I wanted, as all men do, to belong.
To what? To an America alive, an America that was no longer a despised cultural foster child of Europe, with unpleasant questions always being asked about its parentage, to an America that had begun to be conscious of itself as a living home-making folk, to an America that had at last given up the notion that anything worth while could ever be got by being in a hurry, by being dollar rich, by being merely big and able to lick some smaller nation with one hand tied behind its broad national back.
As for the men of Jewish blood, so many of whom I found quick and eager to meet me half way, my heart went out to them in gratitude. They were wanting love and understanding, had in their natures many impulses that were destructive. Was there a sense of being outlaws? They did not want their own secret sense of separateness from the life about them commented upon but it existed. They themselves kept it alive and I thought they were not unwise in doing so. I watched them eagerly. Did they have, in their very race feeling, the bit of ground under their feet it was so hard for an Ohio man to get in Cleveland Cincinnati or Chicago or New York? The man of Jewish blood, in an American city, could at any rate feel no more separateness from the life about him than the advertising writer in a Chicago advertising agency who had within him a love of the craft of words. The Jewish race had made itself felt in the arts for ages and even our later middle-western anti-Jewish crusader Henry Ford had no doubt as a child been taught to read the Bible written by old Jewish word-fellows.
As far as I myself could understand, the feeling of separateness from the life about was common to all Americans. It explained the everlasting get-together movements always going on among business men and as for race prejudices, they also were common. There was the South with its concern about the Negroes, the Far West and its orientals, the whole country a little later with its sudden hatred of the Germans and in the Middle West all sorts of little cross-currents of race hatreds as the factory hands came into the towns from all over Europe. No American ever met another American without drawing a little back. There was a question in the soul. “What are your people? Where did they come from?” “What kind of blood flows in your veins?”
Could it not very well be that the men of Jewish blood who had given themselves to the crafts in America could look at life a bit more impersonally, go out more quickly and warmly to individuals, throw up out of the body of the race more individuals who could give themselves wholeheartedly to the cultural life because of the very fact of a race history behind them?

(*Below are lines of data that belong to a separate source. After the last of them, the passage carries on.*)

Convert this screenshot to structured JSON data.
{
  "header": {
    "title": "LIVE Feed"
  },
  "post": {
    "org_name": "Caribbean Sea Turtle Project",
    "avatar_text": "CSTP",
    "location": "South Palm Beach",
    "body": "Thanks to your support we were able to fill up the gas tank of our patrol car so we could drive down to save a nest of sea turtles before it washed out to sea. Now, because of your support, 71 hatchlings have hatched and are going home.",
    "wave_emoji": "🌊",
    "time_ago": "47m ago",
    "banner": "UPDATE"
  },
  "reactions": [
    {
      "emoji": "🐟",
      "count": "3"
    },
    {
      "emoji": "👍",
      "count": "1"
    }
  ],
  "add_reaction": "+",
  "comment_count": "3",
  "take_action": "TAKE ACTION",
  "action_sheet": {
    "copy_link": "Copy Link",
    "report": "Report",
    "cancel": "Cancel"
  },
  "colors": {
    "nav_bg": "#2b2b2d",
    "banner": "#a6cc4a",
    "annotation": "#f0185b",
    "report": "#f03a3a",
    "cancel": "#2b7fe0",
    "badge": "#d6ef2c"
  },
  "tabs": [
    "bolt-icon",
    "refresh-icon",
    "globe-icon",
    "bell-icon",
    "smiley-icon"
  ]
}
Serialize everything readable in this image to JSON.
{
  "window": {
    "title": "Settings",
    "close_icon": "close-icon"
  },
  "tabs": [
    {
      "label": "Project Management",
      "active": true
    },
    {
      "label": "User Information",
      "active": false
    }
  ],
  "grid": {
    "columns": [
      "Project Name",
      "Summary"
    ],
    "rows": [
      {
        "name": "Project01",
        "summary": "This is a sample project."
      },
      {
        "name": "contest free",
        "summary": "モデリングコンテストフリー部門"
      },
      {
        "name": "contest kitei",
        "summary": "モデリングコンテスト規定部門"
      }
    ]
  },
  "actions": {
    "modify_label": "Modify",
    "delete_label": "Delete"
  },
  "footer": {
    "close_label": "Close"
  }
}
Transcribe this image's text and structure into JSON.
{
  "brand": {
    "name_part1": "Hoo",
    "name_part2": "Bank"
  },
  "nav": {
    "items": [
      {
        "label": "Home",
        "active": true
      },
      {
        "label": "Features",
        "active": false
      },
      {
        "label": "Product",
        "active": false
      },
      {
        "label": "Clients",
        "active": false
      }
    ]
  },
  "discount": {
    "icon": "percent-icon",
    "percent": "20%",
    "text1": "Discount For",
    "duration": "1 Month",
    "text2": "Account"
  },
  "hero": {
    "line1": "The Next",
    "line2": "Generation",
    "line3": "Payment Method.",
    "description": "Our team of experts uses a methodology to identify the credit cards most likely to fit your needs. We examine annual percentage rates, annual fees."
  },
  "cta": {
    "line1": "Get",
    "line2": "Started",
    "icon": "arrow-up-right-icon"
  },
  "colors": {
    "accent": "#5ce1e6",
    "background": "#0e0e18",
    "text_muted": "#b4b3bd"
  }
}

One had always to remember that we Americans were in the process of trying to make a race. The Jews had been a part of the life of almost every race that had come to us and were for perhaps that very reason in a better position than the rest of us to help make our own race.
NOTE X
A GRAY morning and myself, no longer young, sitting on a bench before the little open space that faces the cathedral of Chartres. Thoughts flitting across a background of years. Had I finally accepted myself, in part at least, as a tale-teller, had I come that far on the road toward manhood?
It was sure I had been traveling, wandering from place to place, trying to look and listen. At that moment I was very far away from that land, the background of my tales, the Middle West of America. I was perhaps even farther away spiritually than physically. In my day men covered huge physical distances in a short time. As I sat there nearly all the reality of me was still living in the Middle West of America, in mining towns, factory towns, in sweet stretches of Ohio and Illinois countryside, in great smoke-hung cities, in the midst of that strange, still-forming muddle of peoples that is America.
I had drawn myself out of that for the time, had been in New York among the other writer folk, among the painters, among the talkers too. That after the years of active participation in life, in modern American life, cheating some, lying a good deal, scheming, being hurt by others, hurting others.